User tagging cleanup rule not working as expected

steven_post · ‎03 Sep 2018

Hi,

I'm trying to set up user tagging on an application. The tag identifier rule matches the correct element, but the cleanup rule appears to be behaving erratically.

The 'user' matched is "Hello <first name> <last name>."

Thus I added a cleanup rule "Hello (.*)\.", however this still doesn't clean things up, I keep getting the complete string. Looking into the HTML source, I found that there are no real spaces, but nbsp (non-breaking-space), like this:

<td class="lightgrayTop">
	Hello&nbsp;Firstname&nbsp;Lastname.
</td>

However, when changing the regex to accomodate this, I get the 'Anonymous' users again.

The regex looks fine to me and regexpal seems to match it.

I have no idea how the user "Maria 'O Donnel" gets turned into 'maria' (all lowercase) here, nor why the whole "'O Donnel" part would fall off.
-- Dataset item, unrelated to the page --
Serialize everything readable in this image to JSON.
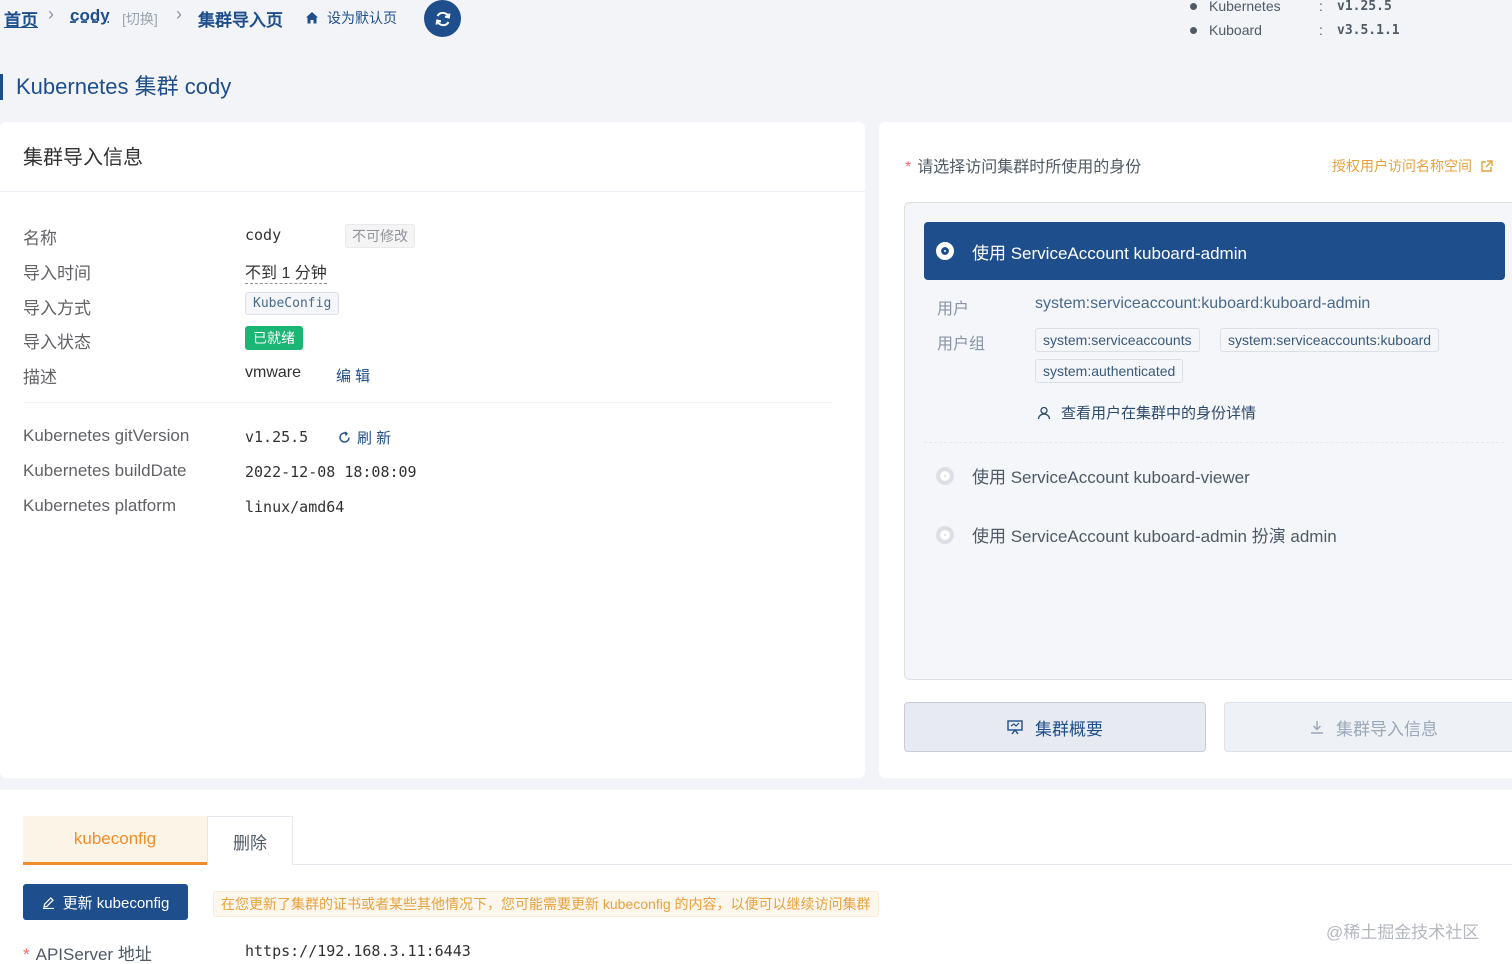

Any help is greatly appreciated.

Regards,

Steven

Edit: fixed html code shown.

steven_post · ‎04 Sep 2018

I did some further testing, the 'Anonymous' users were caused by the 'do-not-track' feature I had enabled in private browsing.

Using the following regex sort off works:

\s*Hello([^.]+)\.\s*

This causes the resulting user tag to be captured as:

&nbsp;Firstname&nbsp;Lastname

Thus with a leading space. The same goes for:

\s*Hello\s*([^.]+)\.\s*

So the \s doesn't match the nbsp.

Adding the nbsp to the regex doesn't work either:

\s*Hello.nbsp;([^.]+)\.\s*

So the best I can do now is a regex that includes the nbsp in the group (the first regex in this post).

Edit: removed the brackets around the first whitespace